Menu configuration, unlike key bindings, is not cumulative; ne
looks
first in your ~/.ne directory possibly followed by the system wide
global directory for a menu configuration file and loads only the first one it
finds, if any.
The --ansi
and the --no-ansi
/--noansi
options manage
ne
’s built-in ANSI sequences. Usually ne
tries to retrieve
from your system some information that is necessary to handle your
terminal. If for some reason this is impossible, you can ask ne
to use a built-in set of sequences that will work on many terminals
using the --ansi
option (to be true, ne
can be even
compiled so that it uses directly the built-in set, but you need not
know this).
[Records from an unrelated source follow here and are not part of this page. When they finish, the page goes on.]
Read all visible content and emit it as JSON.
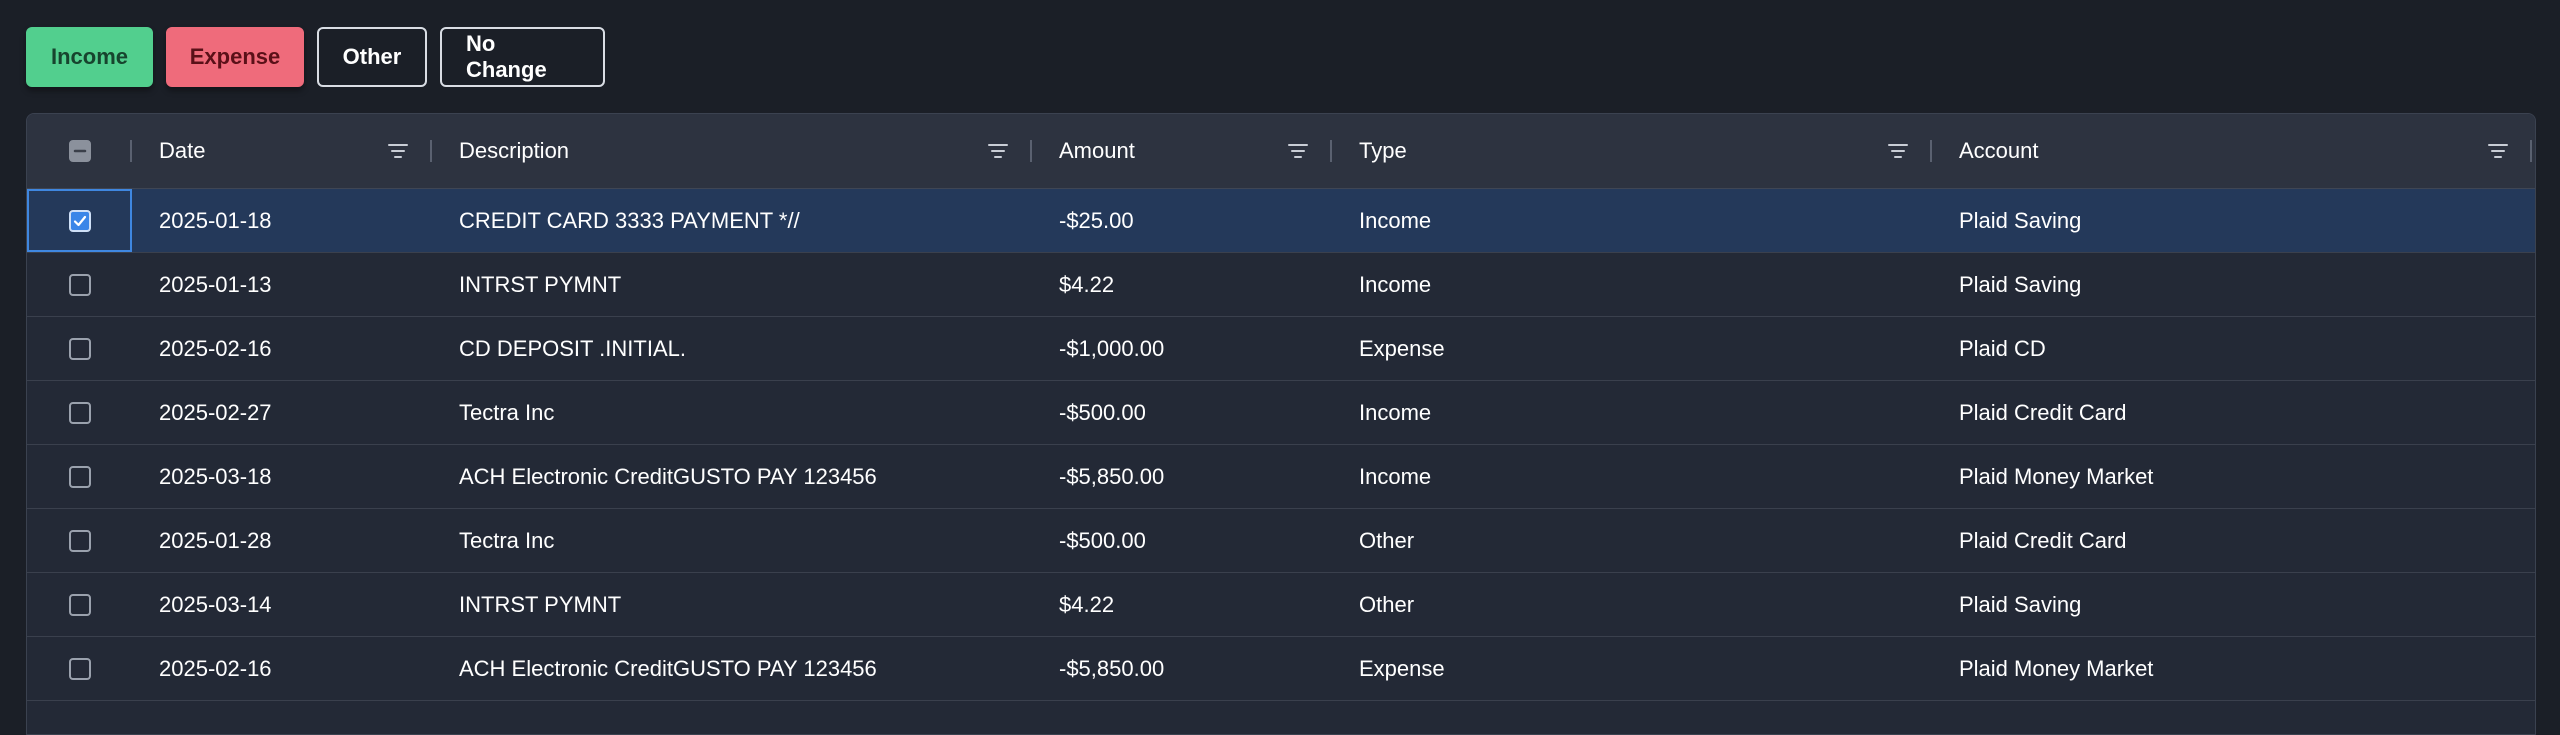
{
  "toolbar": {
    "income_label": "Income",
    "expense_label": "Expense",
    "other_label": "Other",
    "no_change_label": "No Change"
  },
  "colors": {
    "income": "#52cf8e",
    "expense": "#ef6b7b",
    "selected_row": "#24395a",
    "accent": "#3a86e8"
  },
  "grid": {
    "columns": [
      {
        "label": "Date"
      },
      {
        "label": "Description"
      },
      {
        "label": "Amount"
      },
      {
        "label": "Type"
      },
      {
        "label": "Account"
      }
    ],
    "header_checkbox_state": "indeterminate",
    "rows": [
      {
        "checked": true,
        "date": "2025-01-18",
        "description": "CREDIT CARD 3333 PAYMENT *//",
        "amount": "-$25.00",
        "type": "Income",
        "account": "Plaid Saving"
      },
      {
        "checked": false,
        "date": "2025-01-13",
        "description": "INTRST PYMNT",
        "amount": "$4.22",
        "type": "Income",
        "account": "Plaid Saving"
      },
      {
        "checked": false,
        "date": "2025-02-16",
        "description": "CD DEPOSIT .INITIAL.",
        "amount": "-$1,000.00",
        "type": "Expense",
        "account": "Plaid CD"
      },
      {
        "checked": false,
        "date": "2025-02-27",
        "description": "Tectra Inc",
        "amount": "-$500.00",
        "type": "Income",
        "account": "Plaid Credit Card"
      },
      {
        "checked": false,
        "date": "2025-03-18",
        "description": "ACH Electronic CreditGUSTO PAY 123456",
        "amount": "-$5,850.00",
        "type": "Income",
        "account": "Plaid Money Market"
      },
      {
        "checked": false,
        "date": "2025-01-28",
        "description": "Tectra Inc",
        "amount": "-$500.00",
        "type": "Other",
        "account": "Plaid Credit Card"
      },
      {
        "checked": false,
        "date": "2025-03-14",
        "description": "INTRST PYMNT",
        "amount": "$4.22",
        "type": "Other",
        "account": "Plaid Saving"
      },
      {
        "checked": false,
        "date": "2025-02-16",
        "description": "ACH Electronic CreditGUSTO PAY 123456",
        "amount": "-$5,850.00",
        "type": "Expense",
        "account": "Plaid Money Market"
      }
    ]
  }
}
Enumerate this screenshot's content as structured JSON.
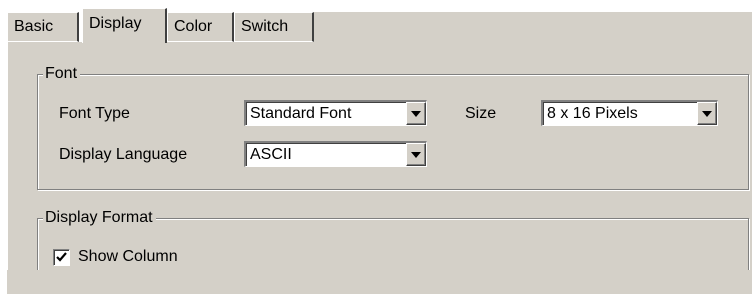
{
  "tabs": [
    {
      "label": "Basic",
      "active": false
    },
    {
      "label": "Display",
      "active": true
    },
    {
      "label": "Color",
      "active": false
    },
    {
      "label": "Switch",
      "active": false
    }
  ],
  "font_group": {
    "title": "Font",
    "font_type_label": "Font Type",
    "font_type_value": "Standard Font",
    "size_label": "Size",
    "size_value": "8 x 16 Pixels",
    "display_language_label": "Display Language",
    "display_language_value": "ASCII"
  },
  "display_format_group": {
    "title": "Display Format",
    "show_column_label": "Show Column",
    "show_column_checked": true
  },
  "colors": {
    "panel_background": "#d4d0c8",
    "field_background": "#ffffff",
    "shadow": "#808080"
  }
}
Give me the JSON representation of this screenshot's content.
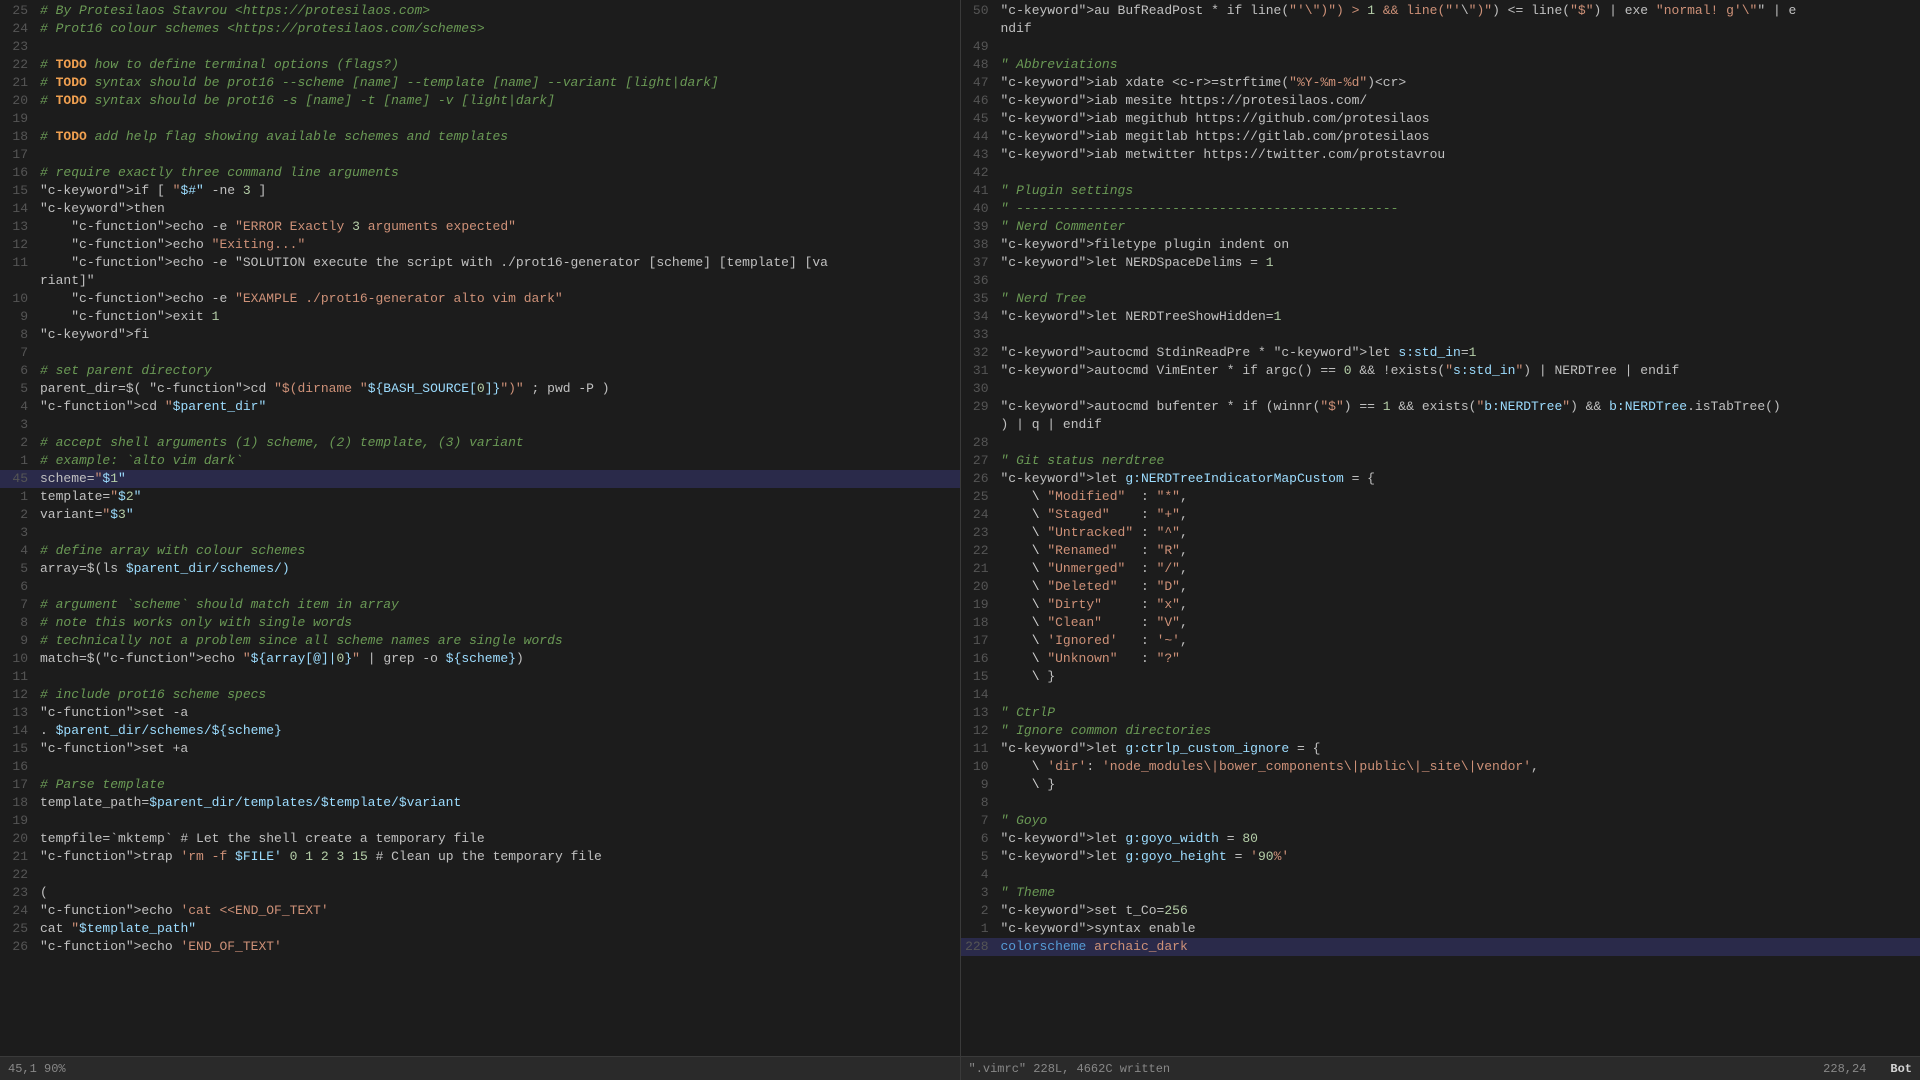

If you want to be sure (usually for debugging purposes) that
ne
is not using the built-in set, you can specify
--no-ansi
.
The --no-syntax
option disables ne
’s normal syntax
highlighting capability. For most editing situations, this would be
unnecessary, but for extremely large files it may be helpful. Syntax
highlighting incurs small memory usage and processor overhead penalties
for each line of text. The --no-syntax
option eliminates that
overhead. Note that files longer than ten million bytes will have
syntax highlighting disabled by default, but it is possible to re-enable it.
See Syntax Highlighting.
The --utf8
and --no-utf8
options can be used to
force or inhibit UTF-8 I/O, overriding the choice imposed by the system
locale. Note, however, that in general it is more advisable to set the
LANG
environment variable to a locale supporting UTF-8 (you can
usually see the locale list with locale -a
). See UTF-8 Support.
If you need to open a file whose name starts with ‘--’, you can put ‘--’ before the filename, which will skip command recognition for the next word.
You can use I/O redirection to pipe the output of other commands into your first document. For example,
ls -l | ne file1.txt --read-only file2.txt
will open three documents: an unnamed document containing the output of
the ls -l
command, the contents of file1.txt, and the contents
of file2.txt with the read-only flag set.
It’s possible to apply the --binary
, --read-only
, and
+N,M
options to the piped unnamed document by referencing it as a
single -
. Only the first such file name will reference the piped
document (even if it isn’t the first file name on the command line).
Subsequent dashes will be considered normal file names. If you want the first
dash to be treated like a normal file instead of a reference to the piped
document, prefix the dash with ‘--’. Consider these two command lines:
ls -l | ne --read-only +3,8 - file1.txt - ls -l | ne file1.txt -- - --read-only +3,8 - ls -l | ne --binary file1.txt --read-only -- -
All three of these commands open ne
with three documents: the output
of the ls -l
command will be in the first unnamed document, the
contents of file1.txt will be in the second document, while the third
document will contain the contents of the file - (or an empty document
with that name if there is no such file). The first and second commands do
exactly the same thing: the unnamed first document is marked read-only and
the cursor is positioned on line 3 column 8, while the other two document are
opened normally. In the case of the third command, file1.txt is opened
in binary mode, the document named - is marked read-only, while the
first, unnamed, document—which is not referenced on the command line—with
the output from ls -l
is opened normally.
Finally, ne
has a global directory where the system
administrator can store macros, default preferences, and syntax
definitions for all users of the system. The location of this directory
is defined when ne
is built, but you can override it by creating
and exporting the NE_GLOBAL_DIR
environment variable prior to
invoking ne
. If you load no files when you start ne
, or
if you invoke the About
command, it will display a splash
screen. The last line on that screen shows the global directory
ne
is using, if it exists, or an error message otherwise.